Who it affects & why it matters
Screen reader users are the core group. Most navigate by pulling up a list of headings or jumping heading-to-heading with a single keystroke, treating headings like a table of contents. A skipped level makes them wonder whether they missed content, and a missing h1 removes the anchor they expect at the top of the page.
It also affects people with cognitive disabilities, who benefit from a predictable, logically nested structure, and it improves SEO and document-to-PDF exports, both of which read the heading outline. A clean hierarchy makes long pages scannable for everyone.
Skipped heading levels fail SC 1.3.1, a Level A criterion, and broken structure is one of the most common categories surfaced by automated WCAG tools. Heading hierarchy underpins how assistive technology exposes your whole page, so getting it wrong degrades navigation site-wide, not just on one element.

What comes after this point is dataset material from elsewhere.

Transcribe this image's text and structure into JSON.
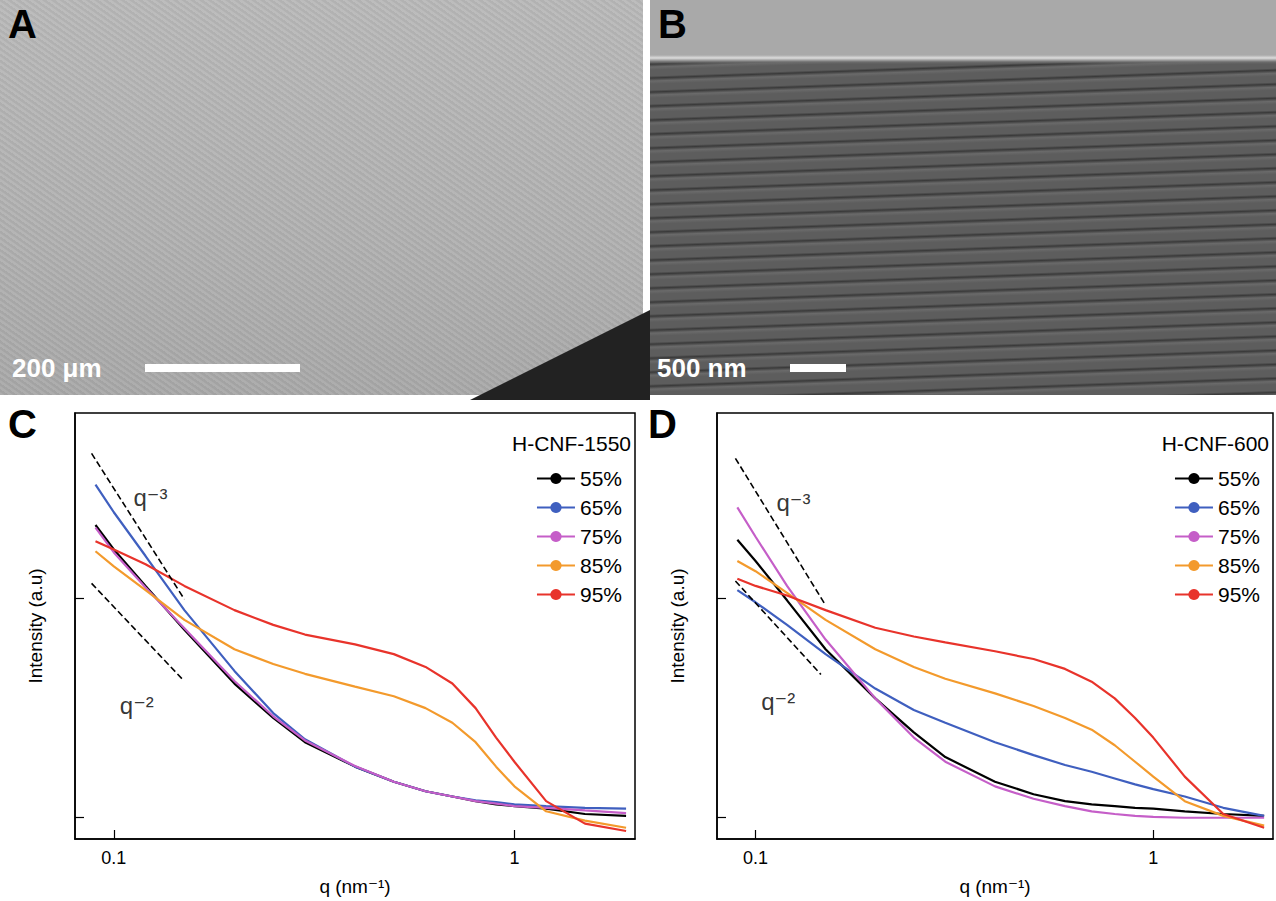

While heading order is less of a lone lawsuit trigger than missing alt text or contrast, it is a standard finding in any serious audit, and WCAG 2.1 Level AA (which includes all Level A criteria) is the benchmark courts apply to ADA claims. Fixing it is almost always free: you are changing tag levels, then using CSS for the visual sizing you actually wanted.
How to fix it
- Read down the page and list the headings in document order with their levels (h1, h2, h3, and so on).
- Confirm the first heading is an h1 that names the page's main topic; if it is not, promote it.
- Walk the list and find any jump greater than one level (for example h2 straight to h4) and change the deeper heading to the next sequential level.
- Pick heading levels by structure, not by how big they look; use CSS to handle the visual size and weight.
- Re-scan to confirm the outline starts at h1 and never skips a level.
<h1>Pricing</h1>
<h3>Pro plan</h3>
<h4>What's included</h4><h1>Pricing</h1>
<h2>Pro plan</h2>
<h3>What's included</h3>How AccessKnight detects this
AccessKnight collects all h1 through h6 elements in document order and walks them top to bottom, tracking the previous heading's level. It flags a problem in two cases: when the first heading on the page is not an h1 (the outline does not start at the top level), or when any heading is more than one level deeper than the heading before it, such as an h2 followed directly by an h4. Descending by exactly one level, staying the same, or moving back up to a higher level are all treated as valid; only forward jumps that skip a level are reported.